Have you ever been completely right, yet ended up in the wrong places? Have you heard the right things from the right person, in the right way, at the right time, headed in the right direction with the right people, yet landed up in trouble?

 

There are those who say until and unless you have gone wrong and done wrong you will not end up in any trouble. The lives of so many Bible heroes seem to suggest otherwise!

 

One of the best examples is Job, another being Jesus and the ones I am referring to over here are Paul and Silas in Acts 16. If you read the whole chapter, you will know exactly how God guided their steps by the Holy Spirit, through dreams, visions and through very specific prophetic directions. Moreover, God backed them up with mighty signs and wonders wherever they went.
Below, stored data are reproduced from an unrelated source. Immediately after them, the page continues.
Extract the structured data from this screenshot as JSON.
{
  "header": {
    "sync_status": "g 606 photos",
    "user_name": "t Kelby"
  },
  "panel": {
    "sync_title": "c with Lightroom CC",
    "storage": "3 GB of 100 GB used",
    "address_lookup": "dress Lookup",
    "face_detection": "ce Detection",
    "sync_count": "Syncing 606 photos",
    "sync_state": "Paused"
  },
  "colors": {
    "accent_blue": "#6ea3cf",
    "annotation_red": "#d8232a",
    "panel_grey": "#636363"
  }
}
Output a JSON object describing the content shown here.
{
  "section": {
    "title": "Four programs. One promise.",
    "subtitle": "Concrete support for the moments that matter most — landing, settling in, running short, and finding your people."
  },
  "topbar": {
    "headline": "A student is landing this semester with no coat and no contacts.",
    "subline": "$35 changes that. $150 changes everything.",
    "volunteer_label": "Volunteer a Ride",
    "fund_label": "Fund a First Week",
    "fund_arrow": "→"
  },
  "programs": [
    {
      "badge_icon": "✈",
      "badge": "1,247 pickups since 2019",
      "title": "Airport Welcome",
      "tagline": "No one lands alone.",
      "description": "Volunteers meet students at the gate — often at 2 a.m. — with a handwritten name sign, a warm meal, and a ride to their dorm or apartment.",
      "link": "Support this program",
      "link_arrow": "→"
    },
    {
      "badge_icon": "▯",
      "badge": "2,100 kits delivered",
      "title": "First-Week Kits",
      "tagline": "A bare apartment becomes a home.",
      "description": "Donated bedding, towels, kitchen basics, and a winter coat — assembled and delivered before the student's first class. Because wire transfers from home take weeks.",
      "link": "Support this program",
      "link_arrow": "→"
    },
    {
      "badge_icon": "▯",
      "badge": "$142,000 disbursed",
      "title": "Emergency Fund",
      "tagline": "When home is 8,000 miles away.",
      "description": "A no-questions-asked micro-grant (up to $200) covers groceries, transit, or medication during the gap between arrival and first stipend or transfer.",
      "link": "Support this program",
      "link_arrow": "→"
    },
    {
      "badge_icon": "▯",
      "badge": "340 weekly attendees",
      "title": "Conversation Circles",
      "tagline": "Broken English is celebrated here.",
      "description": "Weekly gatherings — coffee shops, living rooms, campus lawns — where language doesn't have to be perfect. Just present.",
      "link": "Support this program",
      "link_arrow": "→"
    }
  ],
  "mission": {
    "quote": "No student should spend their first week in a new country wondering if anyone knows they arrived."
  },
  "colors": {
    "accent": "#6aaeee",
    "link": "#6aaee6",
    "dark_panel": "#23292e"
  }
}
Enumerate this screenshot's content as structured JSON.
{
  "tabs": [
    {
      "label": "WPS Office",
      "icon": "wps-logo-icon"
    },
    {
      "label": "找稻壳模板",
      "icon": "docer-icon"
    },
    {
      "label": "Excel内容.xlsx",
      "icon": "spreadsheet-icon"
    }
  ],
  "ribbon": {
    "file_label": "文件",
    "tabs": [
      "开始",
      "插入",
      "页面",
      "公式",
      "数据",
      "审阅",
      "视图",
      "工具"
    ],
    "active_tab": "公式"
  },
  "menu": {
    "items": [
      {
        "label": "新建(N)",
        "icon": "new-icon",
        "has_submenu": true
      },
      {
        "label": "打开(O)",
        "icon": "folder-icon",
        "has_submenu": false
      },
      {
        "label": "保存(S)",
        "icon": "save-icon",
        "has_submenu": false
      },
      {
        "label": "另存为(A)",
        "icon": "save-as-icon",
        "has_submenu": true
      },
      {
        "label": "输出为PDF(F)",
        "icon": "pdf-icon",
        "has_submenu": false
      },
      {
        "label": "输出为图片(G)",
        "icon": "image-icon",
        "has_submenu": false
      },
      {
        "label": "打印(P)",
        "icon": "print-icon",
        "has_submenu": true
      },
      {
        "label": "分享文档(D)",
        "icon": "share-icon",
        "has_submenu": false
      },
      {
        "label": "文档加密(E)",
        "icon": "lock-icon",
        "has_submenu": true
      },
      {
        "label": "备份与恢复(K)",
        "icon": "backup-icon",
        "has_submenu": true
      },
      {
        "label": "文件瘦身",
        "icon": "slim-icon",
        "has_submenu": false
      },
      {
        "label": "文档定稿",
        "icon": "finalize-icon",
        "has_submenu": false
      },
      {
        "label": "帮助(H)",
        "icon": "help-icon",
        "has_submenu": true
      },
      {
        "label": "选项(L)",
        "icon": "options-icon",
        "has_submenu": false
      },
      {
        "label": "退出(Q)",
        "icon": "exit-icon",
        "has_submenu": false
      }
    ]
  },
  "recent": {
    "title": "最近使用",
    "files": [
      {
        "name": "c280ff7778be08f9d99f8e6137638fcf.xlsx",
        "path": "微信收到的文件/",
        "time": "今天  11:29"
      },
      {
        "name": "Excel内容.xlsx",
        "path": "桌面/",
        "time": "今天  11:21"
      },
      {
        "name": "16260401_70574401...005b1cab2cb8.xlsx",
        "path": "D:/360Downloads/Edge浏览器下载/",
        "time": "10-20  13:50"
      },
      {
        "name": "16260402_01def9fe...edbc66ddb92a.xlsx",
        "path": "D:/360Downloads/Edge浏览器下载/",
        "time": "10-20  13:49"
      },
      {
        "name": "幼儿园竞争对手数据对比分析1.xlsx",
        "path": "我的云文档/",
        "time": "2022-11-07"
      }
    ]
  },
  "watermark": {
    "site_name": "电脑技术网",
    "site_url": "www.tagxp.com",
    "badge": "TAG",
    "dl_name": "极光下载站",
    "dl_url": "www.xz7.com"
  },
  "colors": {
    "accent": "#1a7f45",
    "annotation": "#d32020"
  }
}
Yet at the end of the day they were beaten up badly and were imprisoned in a Roman dungeon on false charges. That’s definitely not the best place to be in, if you have been preaching the word of God all day long. Ask a preacher about the strain and effort that goes into studying the Word, preparing from it, preaching and ministering. After you have finished a great day’s meeting, all you look forward to is a place to rest and seek God for directions regarding the next day. But here we have Paul and Silas, in a totally unexpected place, with frail bodies and an unpredictable future.

 

How will we respond to God if we’d ended up in a situation like that, after working so hard for the Lord all day long? How will our prayer be that night? Would we even bother to pray? Would we ask God for a miraculous escape? Or question His goodness?

 

Here’s what Paul and Silas did. “About midnight Paul and Silas were praying and singing hymns to God” (Acts 16:25). Doesn’t that seem outrageous? I wonder how they could be so extremely joyful and so passionately driven with a purpose even in the deepest and darkest situations in their lives! How could they even remember the tune of a song when their body was so much in pain due to beatings by the mob they bore!

 

Well, the thing to remember is that it surely isn’t trouble if God has led you into it. There is a purpose in the darkest nights of your life. And for this night, it was the salvation & baptism of the Jail Manager and his household. Had they missed their time of worship and prayer that particular night, they would have missed God’s purpose for them in that midnight crisis.

 

How often do we miss the purposes and plans of God for the seemingly dark days of our life because of our lack of consistency and failure to completely trust in His divine and sovereign will over our lives? We might be facing the darkest days of our life, but please remember that God has a plan, and it can be fulfilled only by each of us yielding daily to Him in complete surrender.